La Banque centrale européenne a prolongé jeudi son cap monétaire restrictif, avançant prudemment malgré le recul de l’inflation et l’impatience grandissante de voir baisser les taux d’intérêt toujours à un niveau record.
Le taux sur les dépôts, qui fait référence, est maintenu à son plus haut historique de 4%, comme depuis octobre, a décidé l’institution à l’issue de la réunion du Conseil des gouverneurs.
Les marchés sont toujours à l’affût d’indices sur le calendrier des futurs assouplissements.
Si le scénario d’une baisse des coûts d’emprunt courant 2024 semble faire consensus parmi les gardiens de l’euro, la question est désormais de savoir quand et à quel rythme va s’enclencher ce nouveau cycle.
Le communiqué du Conseil des gouverneurs ne donne pas la moindre indication sur ce point.
Le sujet sera donc au coeur des interrogations lors de la conférence presse prévue à 14h45.
Lors de la réunion de janvier, la présidente de la BCE Christine Lagarde avait dit que la question des baisses de taux n’avait pas été abordée et qu’elle était « prématurée ».
A priori, les données sur les prix vont dans la bonne direction : la BCE a abaissé jeudi sa prévision d’inflation pour 2024 en zone euro, la voyant reculer à 2,3% sous l’effet de l’impact plus faible des prix de l’énergie. L’institution s’attend désormais à ce qu’elle atteigne son objectif de 2% en 2025.
La banque centrale veut s’assurer que cette tendance est durable.
Tournant en juin ?
Après avoir été divisée par trois entre le record de 10,6% atteint en octobre 2022 et l’automne 2023, l’inflation évolue de façon plus hésitante.
Elle a ralenti à 2,6% en février mais ce recul était un petit peu moins marqué que ce qui était anticipé.
En France, les prix sont repartis à la hausse de 0,8 % en rythme mensuel entre janvier et février.

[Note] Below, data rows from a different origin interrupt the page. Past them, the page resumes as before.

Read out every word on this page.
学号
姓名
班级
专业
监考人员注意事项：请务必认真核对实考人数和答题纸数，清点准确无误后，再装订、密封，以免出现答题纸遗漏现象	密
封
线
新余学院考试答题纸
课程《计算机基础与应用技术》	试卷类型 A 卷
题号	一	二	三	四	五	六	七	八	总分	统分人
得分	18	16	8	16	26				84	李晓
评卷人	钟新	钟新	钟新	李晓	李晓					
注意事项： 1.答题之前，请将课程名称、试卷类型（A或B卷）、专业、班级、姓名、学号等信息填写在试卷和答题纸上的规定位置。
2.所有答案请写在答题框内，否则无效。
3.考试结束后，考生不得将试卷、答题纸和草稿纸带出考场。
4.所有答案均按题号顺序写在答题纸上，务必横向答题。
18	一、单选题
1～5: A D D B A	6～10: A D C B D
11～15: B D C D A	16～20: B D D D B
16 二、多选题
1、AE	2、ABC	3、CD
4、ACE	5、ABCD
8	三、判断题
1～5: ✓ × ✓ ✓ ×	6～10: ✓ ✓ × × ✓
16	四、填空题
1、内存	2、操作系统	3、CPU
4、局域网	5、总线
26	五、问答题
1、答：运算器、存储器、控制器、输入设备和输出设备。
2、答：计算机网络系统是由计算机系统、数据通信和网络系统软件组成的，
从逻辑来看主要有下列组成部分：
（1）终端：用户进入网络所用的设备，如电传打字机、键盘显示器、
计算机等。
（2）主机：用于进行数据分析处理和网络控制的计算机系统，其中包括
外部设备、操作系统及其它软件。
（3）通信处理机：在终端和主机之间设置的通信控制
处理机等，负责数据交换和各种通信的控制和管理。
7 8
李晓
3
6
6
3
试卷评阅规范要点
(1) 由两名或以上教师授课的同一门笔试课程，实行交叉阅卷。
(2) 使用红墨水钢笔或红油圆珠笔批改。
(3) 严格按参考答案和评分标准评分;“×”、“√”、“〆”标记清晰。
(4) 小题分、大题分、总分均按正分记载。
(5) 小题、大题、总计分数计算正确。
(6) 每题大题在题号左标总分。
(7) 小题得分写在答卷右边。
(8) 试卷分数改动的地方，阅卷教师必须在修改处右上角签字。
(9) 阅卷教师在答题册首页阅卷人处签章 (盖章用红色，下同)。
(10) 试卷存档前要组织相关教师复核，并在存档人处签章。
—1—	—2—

Scrutée par les marchés financiers et la BCE, l’inflation dite sous-jacente, c’est-à-dire sans les prix très volatils de l’énergie et de l’alimentation, a ralenti en février à 3,1%, contre 3,3% en janvier.
La BCE ne veut pas relâcher l’effort et risquer de compromettre les effets de sa campagne de resserrement monétaire sans précédent menée depuis juillet 2022 pour maîtriser la flambée des prix causée par la guerre russe en Ukraine.
En augmentant les coûts d’emprunt à un rythme inédit, la demande de crédits a été freinée, affectant la consommation et l’investissement des entreprises comme des ménages.
Revers de cette politique: l’économie de la zone euro stagne depuis près d’un an et demi et des économistes jugent que l’institution pèche par excès de prudence, risquant de compromettre un rebond de l’activité.
Dans ces nouvelles projections macroéconomiques dévoilées jeudi, la BCE a ainsi abaissé sa prévision croissance du PIB pour la zone euro en 2024 à 0,6% contre 0,8% précédemment.
Salaires
Mais « l’économie de la zone euro dans son ensemble a évité la récession », remarque Mark Wall, économiste chez Deutsche Bank.
La BCE a ainsi maintenu sa prévision de croissance pour l’an prochain à 1,5% et l’a légèrement relevée pour 2026 à 1,6% (contre 1,5% auparavant).
De quoi conforter l’institution dans sa volonté de ne pas précipiter la baisse des taux. Les marchés financiers espéraient qu’un tournant interviendrait dès avril, ils misent désormais plutôt sur juin.
La banque centrale américaine, qui se réunira les 19 et 20 mars, dégainera-t-elle la première ?
Son président Jerome Powell s’est montré prudent mercredi jugeant prioritaire d’éviter un rebond de l’inflation, car la poursuite des progrès sur ce front « n’est pas assurée ».
Les inquiétudes portent principalement sur l’inflation dans les services de même que « les pressions sur les prix intérieurs » qui « restent fortes, en partie à cause de la forte croissance des salaires », comme souligné jeudi par la BCE.
Après trois ans durant lesquels les prix ont grimpé plus vite que les salaires, un rattrapage s’effectue au fil des négociations sociales dans les entreprises et branches professionnelles.
Ces revendications sont particulièrement vives en Allemagne où une nouvelle grève paralyse jeudi les transports ferroviaires et aériens. Au point d’avoir contraint certains responsables de la BCE à participer à distance à réunion de Francfort.